Saturday, 1 December 2012

Flourless Brownies


"Baking is the less applauded of the cooking arts, whereas restaurants are a male province to be celebrated. There's something intrinsically misogynistic about decrying a tradition because it has always been female.

I'm not being entirely facetious when I say it's a feminist tract."  -- Nigella Lawson
 It's funny, I've never really thought of Nigella as a feminist.  I mean, she's all about being the "domestic goddess" and cooking for the family, and over half of her audience is men who only watch her shows because she's a voluptuous woman who cooks and makes sex noises when she eats.  But she has a point here.  When people think about feminism, we generally go as far away from the kitchen as possible.  Only recently have we been celebrating women head chefs in top restaurants, but even with that, it's about..trying to take over men's jobs, it's women trying to more like men.  All these celebrity head chefs behave like stereotypical dragon ladies, because it's almost as if.. if they're not as tough, if they're more "woman"-like, then they'd lose respect in the office.  There's nothing wrong with being feminine, there's nothing wrong with feminine things.  Yes, denouncing something just because it's feminine is incredibly misogynistic.

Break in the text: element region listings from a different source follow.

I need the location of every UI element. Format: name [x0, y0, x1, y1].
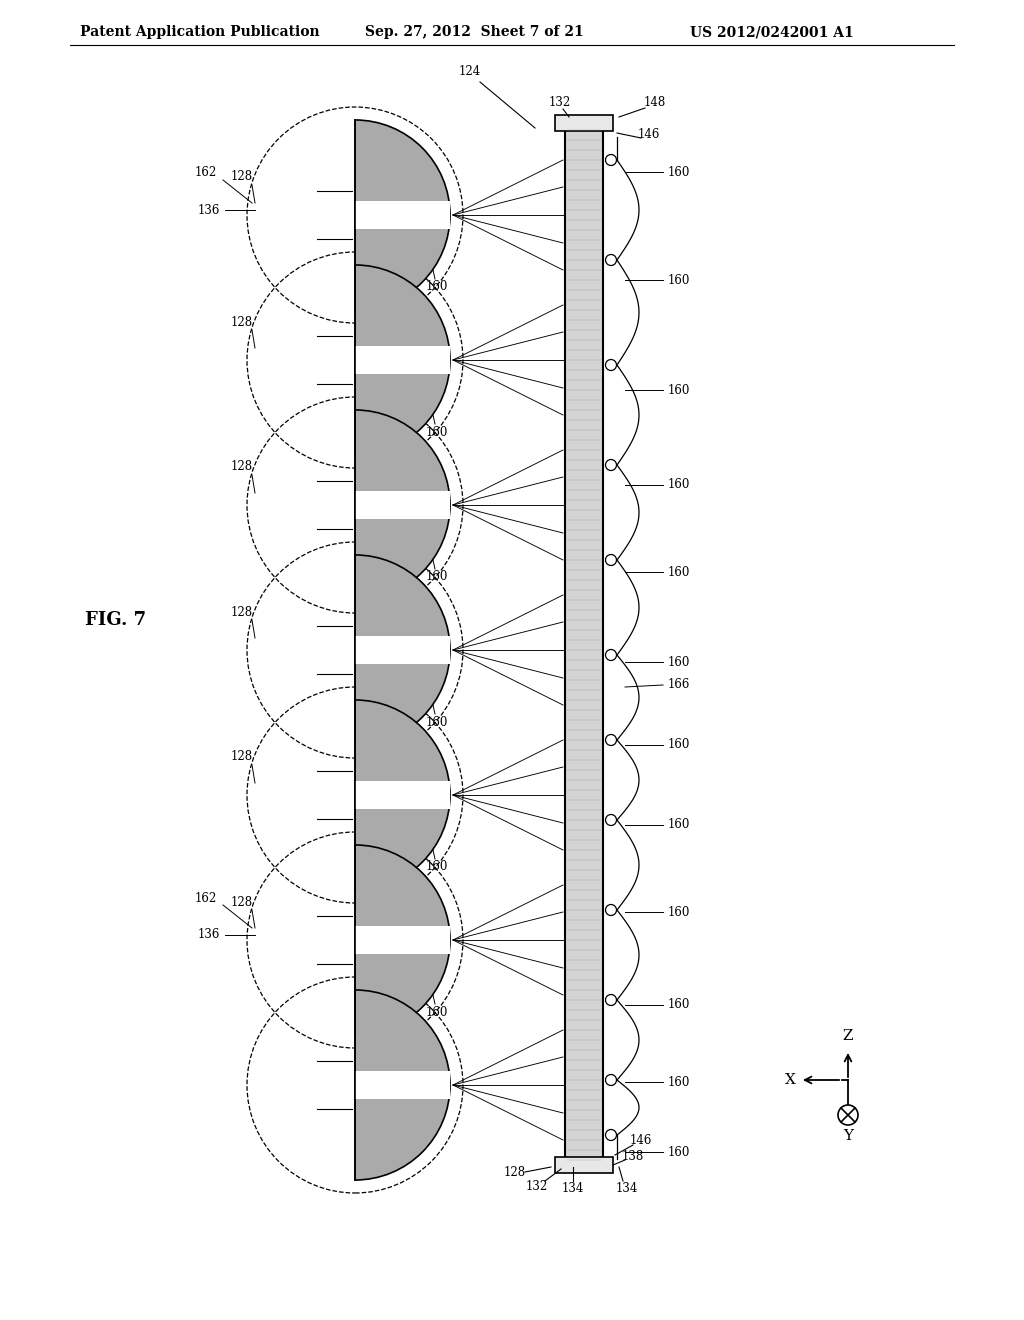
Text: 160: 160 [668, 384, 690, 396]
Text: 160: 160 [668, 1146, 690, 1159]
Wedge shape [355, 411, 450, 601]
Wedge shape [355, 700, 450, 890]
Bar [555, 1158, 613, 1173]
Text: 160: 160 [426, 281, 449, 293]
Text: FIG. 7: FIG. 7 [85, 611, 146, 630]
Circle shape [605, 814, 616, 825]
Text: 162: 162 [195, 891, 217, 904]
Text: 160: 160 [668, 1076, 690, 1089]
Text: 136: 136 [198, 203, 220, 216]
Text: 134: 134 [386, 281, 409, 293]
Text: 128: 128 [231, 751, 253, 763]
Bar [355, 636, 450, 664]
Bar [355, 781, 450, 809]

Traditionally, women bake and cook for the family, and there's nothing wrong with that.  Feminism isn't all about having careers and filling in the shoes of a man.  It's about having a choice.  It's about having the choice between career and being a stay at home mom.  We shouldn't devalue either of the two choices. 

So Nigella -- respect.  You're right.  Baking in a feminist act and we should embrace it.  Embrace baking, knitting, flowers, and pink and fluffy things.


Anyway, if you want to read more feminist articles, check out my friends' blog: Fiery Females.  I should just stick to writing about food and my daily dramas. 
 These are Nigella's brownies.  In all honesty, as much as I am a fan of hers because of statement, I've never been too impressed by her recipes.  Most seem too indulgent and unoriginal for my tastes -- I'm just not her target audience.  But that's not to say that her food isn't good.  These brownies are really quite good.
 


Recipe from Nigella.  The original recipe has a chocolate sauce to accompany it, but dear, dear Nigella, let's just take it easy on our waistline and arteries here, the brownies are alone are enough
Ingredients
225g dark chocolate
225g butter
2 tsp vanilla extract
3 eggs, lightly beaten
200g caster sugar
150g ground almonds
100g cashews, or another nut, roughly chopped

Method
-Preheat the oven to 170°C/gas mark 3. Melt the chocolate and butter gently over a low heat in a heavy-based saucepan.
-Take the pan off the heat, mix in the vanilla and sugar, and let it cool a little.
-Beat the eggs into the pan along with the ground almonds and chopped walnuts. Turn into a 24cm square baking tin or, most sensibly, use a foil one.
-Bake in the oven for 25-30 minutes, by which time the top will have set but the mixture will still be gooey. Once cooler, cut carefully, four down, four across, into 16 squidgybellied squares.